Der Kaffeeverbrauch der Erde ist in beständigem Steigen begriffen. Weitaus am meisten Kaffee wird in Amerika erzeugt und getrunken. Von der jährlich auf der ganzen Erde hervorgebrachten Menge von gegen einer Milliarde kg Kaffeebohnen erzeugt Brasilien gegen 700 Millionen kg und das übrige Südamerika, namentlich Venezuela und Kolumbia, gegen 60 Millionen kg. Zentralamerika baut ebenfalls viel Kaffee an und seine Produktion beläuft sich auf etwa 100 Millionen kg. Gegenüber dieser Kaffeeproduktion Amerikas ist die in Ostindien und Java geerntete Kaffeemenge eine verschwindend kleine; sie beläuft sich nämlich auf nur etwa 40 Millionen kg. Erzeugt nun Amerika den meisten Kaffee, so liefert Abessinien, die Heimat dieser Kulturpflanze, immer noch den besten Kaffee. Dieses äthiopische Produkt wird nach der Somaliküste gebracht und dort von indischen Händlern aufgekauft. Aus der Landschaft Yemen in Südarabien stammt der arabische Kaffee, von seinem früheren Exporthafen auch Mokka genannt, der aber leider nicht zu uns kommt, da er in Persien, Vorderasien und Ägypten aufgebraucht wird. Unser gewöhnlicher „Mokka“ ist nichts als ausgesuchter kleinbohniger Java- oder Ceylonkaffee, welche Produktionsorte mit Celebes, das den rötlichgelben großbohnigen Menadokaffee liefert, den besten zu uns gelangenden Kaffee erzeugen. In Frankreich wird besonders der von Manila exportierte ausgezeichnete Kaffee der Philippinen verbraucht. Hinter diesen südasiatischen Kaffeesorten steht der brasilianische und an Qualität rangieren in letzter Linie derjenige von Venezuela und Haiti. Meist zieht man hellgefärbte Sorten den dunkeln vor. Großbohnige, in Größe und Farbe gleichmäßige Sorten geben im allgemeinen die beste Garantie für völlige Reife, sorgfältige Behandlung und Sortierung.

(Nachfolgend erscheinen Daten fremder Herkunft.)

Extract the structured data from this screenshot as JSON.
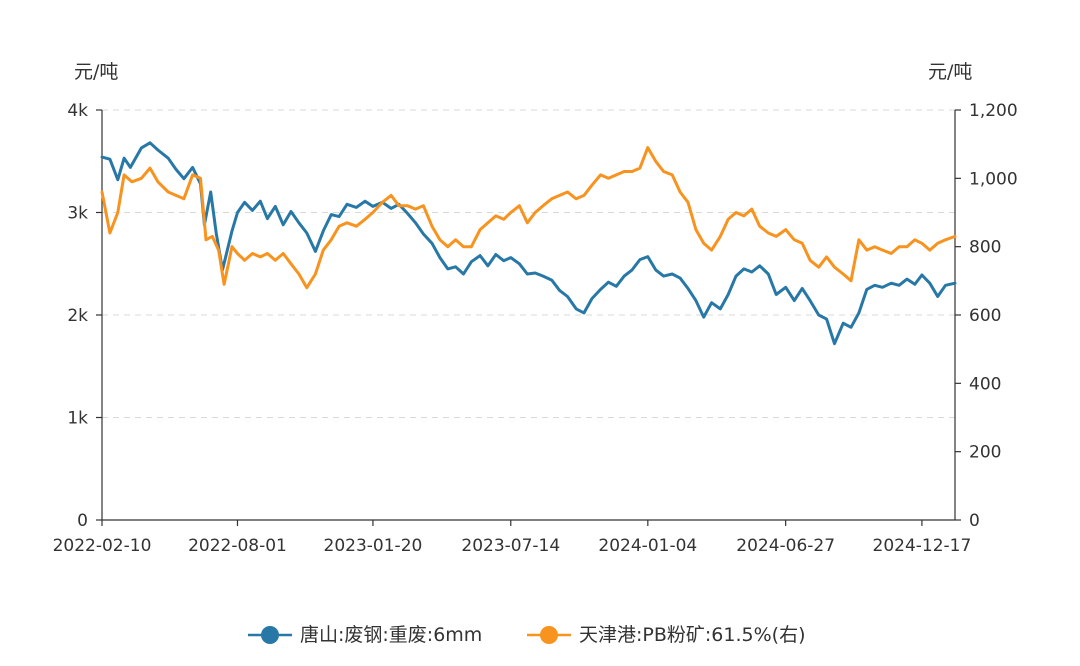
{
  "chart_data": {
    "type": "line",
    "title": "",
    "left_axis": {
      "unit": "元/吨",
      "ylim": [
        0,
        4000
      ],
      "ticks": [
        0,
        1000,
        2000,
        3000,
        4000
      ],
      "tick_labels": [
        "0",
        "1k",
        "2k",
        "3k",
        "4k"
      ]
    },
    "right_axis": {
      "unit": "元/吨",
      "ylim": [
        0,
        1200
      ],
      "ticks": [
        0,
        200,
        400,
        600,
        800,
        1000,
        1200
      ],
      "tick_labels": [
        "0",
        "200",
        "400",
        "600",
        "800",
        "1,000",
        "1,200"
      ]
    },
    "x_ticks": [
      "2022-02-10",
      "2022-08-01",
      "2023-01-20",
      "2023-07-14",
      "2024-01-04",
      "2024-06-27",
      "2024-12-17"
    ],
    "x_range": [
      "2022-02-10",
      "2025-01-28"
    ],
    "grid": true,
    "legend_position": "bottom",
    "series": [
      {
        "name": "唐山:废钢:重废:6mm",
        "axis": "left",
        "color": "#2878a7",
        "points": [
          [
            "2022-02-10",
            3540
          ],
          [
            "2022-02-20",
            3520
          ],
          [
            "2022-03-02",
            3320
          ],
          [
            "2022-03-10",
            3530
          ],
          [
            "2022-03-18",
            3440
          ],
          [
            "2022-04-01",
            3630
          ],
          [
            "2022-04-12",
            3680
          ],
          [
            "2022-04-22",
            3610
          ],
          [
            "2022-05-05",
            3530
          ],
          [
            "2022-05-15",
            3420
          ],
          [
            "2022-05-25",
            3330
          ],
          [
            "2022-06-05",
            3440
          ],
          [
            "2022-06-15",
            3280
          ],
          [
            "2022-06-20",
            2880
          ],
          [
            "2022-06-28",
            3200
          ],
          [
            "2022-07-05",
            2800
          ],
          [
            "2022-07-13",
            2440
          ],
          [
            "2022-07-25",
            2820
          ],
          [
            "2022-08-01",
            3000
          ],
          [
            "2022-08-10",
            3100
          ],
          [
            "2022-08-20",
            3020
          ],
          [
            "2022-08-30",
            3110
          ],
          [
            "2022-09-08",
            2940
          ],
          [
            "2022-09-18",
            3060
          ],
          [
            "2022-09-28",
            2880
          ],
          [
            "2022-10-08",
            3010
          ],
          [
            "2022-10-18",
            2900
          ],
          [
            "2022-10-28",
            2800
          ],
          [
            "2022-11-08",
            2620
          ],
          [
            "2022-11-18",
            2820
          ],
          [
            "2022-11-28",
            2980
          ],
          [
            "2022-12-08",
            2960
          ],
          [
            "2022-12-18",
            3080
          ],
          [
            "2022-12-30",
            3050
          ],
          [
            "2023-01-10",
            3110
          ],
          [
            "2023-01-20",
            3060
          ],
          [
            "2023-02-01",
            3100
          ],
          [
            "2023-02-12",
            3040
          ],
          [
            "2023-02-22",
            3080
          ],
          [
            "2023-03-05",
            2990
          ],
          [
            "2023-03-15",
            2900
          ],
          [
            "2023-03-25",
            2790
          ],
          [
            "2023-04-05",
            2700
          ],
          [
            "2023-04-15",
            2560
          ],
          [
            "2023-04-25",
            2450
          ],
          [
            "2023-05-05",
            2470
          ],
          [
            "2023-05-15",
            2400
          ],
          [
            "2023-05-25",
            2520
          ],
          [
            "2023-06-05",
            2580
          ],
          [
            "2023-06-15",
            2480
          ],
          [
            "2023-06-25",
            2590
          ],
          [
            "2023-07-05",
            2530
          ],
          [
            "2023-07-14",
            2560
          ],
          [
            "2023-07-25",
            2500
          ],
          [
            "2023-08-04",
            2400
          ],
          [
            "2023-08-14",
            2410
          ],
          [
            "2023-08-24",
            2380
          ],
          [
            "2023-09-04",
            2340
          ],
          [
            "2023-09-14",
            2240
          ],
          [
            "2023-09-24",
            2180
          ],
          [
            "2023-10-05",
            2060
          ],
          [
            "2023-10-15",
            2020
          ],
          [
            "2023-10-25",
            2160
          ],
          [
            "2023-11-05",
            2250
          ],
          [
            "2023-11-15",
            2320
          ],
          [
            "2023-11-25",
            2280
          ],
          [
            "2023-12-05",
            2380
          ],
          [
            "2023-12-15",
            2440
          ],
          [
            "2023-12-25",
            2540
          ],
          [
            "2024-01-04",
            2570
          ],
          [
            "2024-01-14",
            2440
          ],
          [
            "2024-01-24",
            2380
          ],
          [
            "2024-02-04",
            2400
          ],
          [
            "2024-02-14",
            2360
          ],
          [
            "2024-02-24",
            2260
          ],
          [
            "2024-03-05",
            2140
          ],
          [
            "2024-03-15",
            1980
          ],
          [
            "2024-03-25",
            2120
          ],
          [
            "2024-04-05",
            2060
          ],
          [
            "2024-04-15",
            2200
          ],
          [
            "2024-04-25",
            2380
          ],
          [
            "2024-05-05",
            2450
          ],
          [
            "2024-05-15",
            2420
          ],
          [
            "2024-05-25",
            2480
          ],
          [
            "2024-06-05",
            2400
          ],
          [
            "2024-06-15",
            2200
          ],
          [
            "2024-06-27",
            2270
          ],
          [
            "2024-07-08",
            2140
          ],
          [
            "2024-07-18",
            2260
          ],
          [
            "2024-07-28",
            2140
          ],
          [
            "2024-08-08",
            2000
          ],
          [
            "2024-08-18",
            1960
          ],
          [
            "2024-08-28",
            1720
          ],
          [
            "2024-09-08",
            1920
          ],
          [
            "2024-09-18",
            1880
          ],
          [
            "2024-09-28",
            2020
          ],
          [
            "2024-10-08",
            2250
          ],
          [
            "2024-10-18",
            2290
          ],
          [
            "2024-10-28",
            2270
          ],
          [
            "2024-11-08",
            2310
          ],
          [
            "2024-11-18",
            2290
          ],
          [
            "2024-11-28",
            2350
          ],
          [
            "2024-12-08",
            2300
          ],
          [
            "2024-12-17",
            2390
          ],
          [
            "2024-12-27",
            2310
          ],
          [
            "2025-01-06",
            2180
          ],
          [
            "2025-01-16",
            2290
          ],
          [
            "2025-01-28",
            2310
          ]
        ]
      },
      {
        "name": "天津港:PB粉矿:61.5%(右)",
        "axis": "right",
        "color": "#f7931e",
        "points": [
          [
            "2022-02-10",
            960
          ],
          [
            "2022-02-20",
            840
          ],
          [
            "2022-03-02",
            900
          ],
          [
            "2022-03-10",
            1010
          ],
          [
            "2022-03-20",
            990
          ],
          [
            "2022-04-01",
            1000
          ],
          [
            "2022-04-12",
            1030
          ],
          [
            "2022-04-22",
            990
          ],
          [
            "2022-05-05",
            960
          ],
          [
            "2022-05-15",
            950
          ],
          [
            "2022-05-25",
            940
          ],
          [
            "2022-06-05",
            1010
          ],
          [
            "2022-06-15",
            1000
          ],
          [
            "2022-06-22",
            820
          ],
          [
            "2022-06-30",
            830
          ],
          [
            "2022-07-08",
            790
          ],
          [
            "2022-07-15",
            690
          ],
          [
            "2022-07-25",
            800
          ],
          [
            "2022-08-01",
            780
          ],
          [
            "2022-08-10",
            760
          ],
          [
            "2022-08-20",
            780
          ],
          [
            "2022-08-30",
            770
          ],
          [
            "2022-09-08",
            780
          ],
          [
            "2022-09-18",
            760
          ],
          [
            "2022-09-28",
            780
          ],
          [
            "2022-10-08",
            750
          ],
          [
            "2022-10-18",
            720
          ],
          [
            "2022-10-28",
            680
          ],
          [
            "2022-11-08",
            720
          ],
          [
            "2022-11-18",
            790
          ],
          [
            "2022-11-28",
            820
          ],
          [
            "2022-12-08",
            860
          ],
          [
            "2022-12-18",
            870
          ],
          [
            "2022-12-30",
            860
          ],
          [
            "2023-01-10",
            880
          ],
          [
            "2023-01-20",
            900
          ],
          [
            "2023-02-01",
            930
          ],
          [
            "2023-02-12",
            950
          ],
          [
            "2023-02-22",
            920
          ],
          [
            "2023-03-05",
            920
          ],
          [
            "2023-03-15",
            910
          ],
          [
            "2023-03-25",
            920
          ],
          [
            "2023-04-05",
            860
          ],
          [
            "2023-04-15",
            820
          ],
          [
            "2023-04-25",
            800
          ],
          [
            "2023-05-05",
            820
          ],
          [
            "2023-05-15",
            800
          ],
          [
            "2023-05-25",
            800
          ],
          [
            "2023-06-05",
            850
          ],
          [
            "2023-06-15",
            870
          ],
          [
            "2023-06-25",
            890
          ],
          [
            "2023-07-05",
            880
          ],
          [
            "2023-07-14",
            900
          ],
          [
            "2023-07-25",
            920
          ],
          [
            "2023-08-04",
            870
          ],
          [
            "2023-08-14",
            900
          ],
          [
            "2023-08-24",
            920
          ],
          [
            "2023-09-04",
            940
          ],
          [
            "2023-09-14",
            950
          ],
          [
            "2023-09-24",
            960
          ],
          [
            "2023-10-05",
            940
          ],
          [
            "2023-10-15",
            950
          ],
          [
            "2023-10-25",
            980
          ],
          [
            "2023-11-05",
            1010
          ],
          [
            "2023-11-15",
            1000
          ],
          [
            "2023-11-25",
            1010
          ],
          [
            "2023-12-05",
            1020
          ],
          [
            "2023-12-15",
            1020
          ],
          [
            "2023-12-25",
            1030
          ],
          [
            "2024-01-04",
            1090
          ],
          [
            "2024-01-14",
            1050
          ],
          [
            "2024-01-24",
            1020
          ],
          [
            "2024-02-04",
            1010
          ],
          [
            "2024-02-14",
            960
          ],
          [
            "2024-02-24",
            930
          ],
          [
            "2024-03-05",
            850
          ],
          [
            "2024-03-15",
            810
          ],
          [
            "2024-03-25",
            790
          ],
          [
            "2024-04-05",
            830
          ],
          [
            "2024-04-15",
            880
          ],
          [
            "2024-04-25",
            900
          ],
          [
            "2024-05-05",
            890
          ],
          [
            "2024-05-15",
            910
          ],
          [
            "2024-05-25",
            860
          ],
          [
            "2024-06-05",
            840
          ],
          [
            "2024-06-15",
            830
          ],
          [
            "2024-06-27",
            850
          ],
          [
            "2024-07-08",
            820
          ],
          [
            "2024-07-18",
            810
          ],
          [
            "2024-07-28",
            760
          ],
          [
            "2024-08-08",
            740
          ],
          [
            "2024-08-18",
            770
          ],
          [
            "2024-08-28",
            740
          ],
          [
            "2024-09-08",
            720
          ],
          [
            "2024-09-18",
            700
          ],
          [
            "2024-09-28",
            820
          ],
          [
            "2024-10-08",
            790
          ],
          [
            "2024-10-18",
            800
          ],
          [
            "2024-10-28",
            790
          ],
          [
            "2024-11-08",
            780
          ],
          [
            "2024-11-18",
            800
          ],
          [
            "2024-11-28",
            800
          ],
          [
            "2024-12-08",
            820
          ],
          [
            "2024-12-17",
            810
          ],
          [
            "2024-12-27",
            790
          ],
          [
            "2025-01-06",
            810
          ],
          [
            "2025-01-16",
            820
          ],
          [
            "2025-01-28",
            830
          ]
        ]
      }
    ]
  }
}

Nach den Vereinigten Staaten, die jährlich gegen 500 Millionen kg Kaffee verbrauchen, kommt Deutschland, das im letzten Jahre 189 Millionen kg Kaffee im Werte von 162 Millionen Mark einführte. Auf die Zahl der Einwohner berechnet verbraucht Holland weitaus am meisten Kaffee, nämlich 5,8 kg pro Jahr und Kopf der Bevölkerung. Ihm folgen die Vereinigten Staaten von Nordamerika mit 5,75 kg, Deutschland mit 3,12 kg, die Schweiz mit 2,98 kg, Frankreich mit 1,38 kg, England mit 0,45 kg und endlich Rußland mit 0,10 kg. Der Kaffeekonsum der beiden letztgenannten Länder ist nur deshalb so klein, weil dort an seiner Stelle um so mehr Tee getrunken wird.